Mon but est de réussir à modifier le programme de sorte que l’histoire se plante lamentablement, puisque c’est le seul moyen de nous sortir de là. Il commence alors à me parler de l’écran principal, une sorte d’oscilloscope affichant une courbe. La ligne centrale ne doit pas être franchie, sinon c’est l’incohérence de l’histoire. Mais elle peut etre corrigée par un pic soudain vers le haut. Un garde fait alors irruption, suivi d’un homme en blouse blanche.
– Dites moi Kowalski, le serpent tout à l’heure, vous trouvez ça malin ?
– Mais le garde est intervenu, monsieur.
– Heureusement pour vous, Kowalski.
– C’était prévu monsieur.
Il me dévisage, l’air de demander ce que je fais là.
– C’est le nouveau, monsieur, reprend Kowalski.
– Bien.
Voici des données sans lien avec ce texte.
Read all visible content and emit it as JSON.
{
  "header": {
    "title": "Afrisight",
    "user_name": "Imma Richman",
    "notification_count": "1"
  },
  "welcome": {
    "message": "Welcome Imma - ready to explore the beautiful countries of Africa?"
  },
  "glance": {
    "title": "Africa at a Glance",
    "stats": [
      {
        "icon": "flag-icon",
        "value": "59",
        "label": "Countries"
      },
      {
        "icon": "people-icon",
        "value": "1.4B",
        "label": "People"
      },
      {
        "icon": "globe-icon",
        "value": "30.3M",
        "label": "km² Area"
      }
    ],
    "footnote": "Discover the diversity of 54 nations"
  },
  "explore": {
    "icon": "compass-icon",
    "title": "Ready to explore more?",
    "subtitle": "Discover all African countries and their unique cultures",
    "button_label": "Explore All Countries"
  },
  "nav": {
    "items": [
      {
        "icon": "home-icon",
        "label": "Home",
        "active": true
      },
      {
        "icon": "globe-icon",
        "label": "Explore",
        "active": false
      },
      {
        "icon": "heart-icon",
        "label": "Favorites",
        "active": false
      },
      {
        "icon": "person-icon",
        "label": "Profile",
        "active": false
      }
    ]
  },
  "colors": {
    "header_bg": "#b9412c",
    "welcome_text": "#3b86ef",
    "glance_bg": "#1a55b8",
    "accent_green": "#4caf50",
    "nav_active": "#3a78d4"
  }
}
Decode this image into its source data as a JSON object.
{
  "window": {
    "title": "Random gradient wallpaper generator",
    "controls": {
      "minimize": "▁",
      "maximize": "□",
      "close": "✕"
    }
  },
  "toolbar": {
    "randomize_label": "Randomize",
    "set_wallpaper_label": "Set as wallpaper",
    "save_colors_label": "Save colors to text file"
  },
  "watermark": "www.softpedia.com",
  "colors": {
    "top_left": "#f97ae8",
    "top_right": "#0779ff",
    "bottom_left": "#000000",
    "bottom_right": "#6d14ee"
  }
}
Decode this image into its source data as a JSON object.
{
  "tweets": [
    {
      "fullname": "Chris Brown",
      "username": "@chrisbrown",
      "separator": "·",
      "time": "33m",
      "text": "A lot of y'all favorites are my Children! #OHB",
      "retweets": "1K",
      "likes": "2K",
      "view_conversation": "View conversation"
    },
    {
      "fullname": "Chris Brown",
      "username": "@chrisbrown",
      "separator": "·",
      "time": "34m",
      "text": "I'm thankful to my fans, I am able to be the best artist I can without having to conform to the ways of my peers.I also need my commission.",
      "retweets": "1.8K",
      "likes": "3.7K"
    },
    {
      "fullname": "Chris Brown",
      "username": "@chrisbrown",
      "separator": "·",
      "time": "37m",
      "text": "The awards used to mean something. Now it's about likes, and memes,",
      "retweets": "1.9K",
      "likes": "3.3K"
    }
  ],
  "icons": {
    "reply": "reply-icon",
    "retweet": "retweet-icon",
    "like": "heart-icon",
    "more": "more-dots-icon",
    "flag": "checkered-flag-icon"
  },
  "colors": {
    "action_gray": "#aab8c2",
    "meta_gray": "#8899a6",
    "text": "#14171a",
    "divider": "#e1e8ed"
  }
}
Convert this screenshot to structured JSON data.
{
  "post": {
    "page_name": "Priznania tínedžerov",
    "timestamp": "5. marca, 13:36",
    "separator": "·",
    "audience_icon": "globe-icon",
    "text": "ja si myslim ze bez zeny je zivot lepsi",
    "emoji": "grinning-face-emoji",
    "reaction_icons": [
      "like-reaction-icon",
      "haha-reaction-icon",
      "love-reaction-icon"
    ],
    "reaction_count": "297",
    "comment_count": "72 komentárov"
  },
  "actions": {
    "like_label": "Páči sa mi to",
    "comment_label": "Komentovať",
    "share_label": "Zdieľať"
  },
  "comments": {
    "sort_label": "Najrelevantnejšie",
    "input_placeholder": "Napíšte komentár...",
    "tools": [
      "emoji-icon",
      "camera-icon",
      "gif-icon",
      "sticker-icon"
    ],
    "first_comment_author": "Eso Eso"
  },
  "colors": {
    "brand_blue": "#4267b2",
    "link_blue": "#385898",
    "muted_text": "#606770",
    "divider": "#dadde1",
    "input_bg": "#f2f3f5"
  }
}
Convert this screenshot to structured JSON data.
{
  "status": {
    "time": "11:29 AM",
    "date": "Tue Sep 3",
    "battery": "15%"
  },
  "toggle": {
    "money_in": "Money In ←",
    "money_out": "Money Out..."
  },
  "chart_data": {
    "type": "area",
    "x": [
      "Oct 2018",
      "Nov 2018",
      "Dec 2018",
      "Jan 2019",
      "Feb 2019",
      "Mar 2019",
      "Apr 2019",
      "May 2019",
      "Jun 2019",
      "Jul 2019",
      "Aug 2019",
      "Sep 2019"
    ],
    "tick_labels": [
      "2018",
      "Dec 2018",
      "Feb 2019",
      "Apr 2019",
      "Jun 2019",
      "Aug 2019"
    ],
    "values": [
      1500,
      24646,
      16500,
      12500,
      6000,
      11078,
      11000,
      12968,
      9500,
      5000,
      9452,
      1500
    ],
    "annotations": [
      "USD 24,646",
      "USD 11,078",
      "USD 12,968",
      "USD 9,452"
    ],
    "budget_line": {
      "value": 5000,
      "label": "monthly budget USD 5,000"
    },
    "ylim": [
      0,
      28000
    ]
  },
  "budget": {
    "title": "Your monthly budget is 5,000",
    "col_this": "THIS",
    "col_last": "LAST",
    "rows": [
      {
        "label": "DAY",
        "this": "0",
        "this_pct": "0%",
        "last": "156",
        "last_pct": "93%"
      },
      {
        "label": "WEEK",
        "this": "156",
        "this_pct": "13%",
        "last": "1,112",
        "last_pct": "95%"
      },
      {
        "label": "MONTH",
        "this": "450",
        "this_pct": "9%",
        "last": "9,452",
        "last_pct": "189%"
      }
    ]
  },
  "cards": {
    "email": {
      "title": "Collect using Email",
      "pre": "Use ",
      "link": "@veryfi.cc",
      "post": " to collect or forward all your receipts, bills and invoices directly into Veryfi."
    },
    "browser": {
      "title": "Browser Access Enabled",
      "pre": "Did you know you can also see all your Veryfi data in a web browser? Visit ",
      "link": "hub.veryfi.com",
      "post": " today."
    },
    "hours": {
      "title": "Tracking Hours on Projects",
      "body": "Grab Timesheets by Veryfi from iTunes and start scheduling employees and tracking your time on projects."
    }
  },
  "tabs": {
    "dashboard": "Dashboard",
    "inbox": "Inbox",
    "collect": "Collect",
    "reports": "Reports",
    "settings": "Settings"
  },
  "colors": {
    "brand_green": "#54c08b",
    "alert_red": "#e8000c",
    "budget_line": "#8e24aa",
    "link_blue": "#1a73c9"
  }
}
Formez-le et déguerpissez.
Une fois seuls, Kowalski m’explique. Il avait voulu approcher la courbe de la limite pour rigoler un peu, afin d’entretenir le doute dans l’esprit des individus, mais il avait programmé l’arrivée du garde. Le serpent, c’était lui. Il continue en disant que cette jeune fille n’est pas ordinaire. En réalité, nous sommes tous connectés à son esprit, car c’est à partir d’elle qu’a été créé cet univers. En somme, si elle meurt ici, nous sortons tous.
– Mais ne dites pas que je vous l’ai dit, ajoute-t-il sombrement.
– Bien sûr…
Il s’en va. Seul devant la console, je commence à programmer le retour du serpent. Mais sans intervention de garde. Désolé jeune fille, mais c’est pour notre bien à tous. Et vous le savez.

Toi, la soeur que je n’ai jamais eue

Nous sommes en famille en vacances à la montagne, dans le village où nous nous rendons chaque année depuis trois générations.

Le matin se lève, une nouvelle journée de balade s’annonce. Et sur le perron du chalet, je vois ma soeur. Il faut savoir que dans la vie éveillée, j’ai deux frères. Je suis l’ainé. Et cette soeur que jamais je n’ai connu, avec qui je n’ai jamais parlé, est là, devant moi, et m’attend. Elle a deux ans de moins que moi, et est si belle. Elle paraît douce et mystérieuse, pétillante et intelligente. La voir me chauffe le coeur, j’en suis presque ému.

Et pourtant dans ce rêve, je sais qu’elle est ma soeur. Nous marchons en silence rejoindre nos parents. Durant la matinée nous n’échangeons que quelques mots, mon esprit étant tiraillé entre la raison qui lui dit qu’elle n’existe pas, et le rêve qui lui prouve le contraire.
Le rêve l’emporte, puisque après avoir marché un long moment à travers le village, en rentrant au chalet, je découvre ma soeur. Je la découvre intérieurement, on se découvre mutuellement, et c’est une expérience unique, intranscriptible. C’est comme si nous avions été privés de nous voir pendant une grosse vingtaine d’années, et que tout d’un coup on s’admet naturellement frère et soeur. A nouveau je contemple son visage presque angélique, et j’éprouve un sentiment de fierté sans égal à son égard. C’est ma soeur ! Et quelle soeur ! La soeur parfaite.

* * *

Je me réveille, et me rappelle que deux ans après ma naissance, la famille a failli s’agrandir. Seulement failli.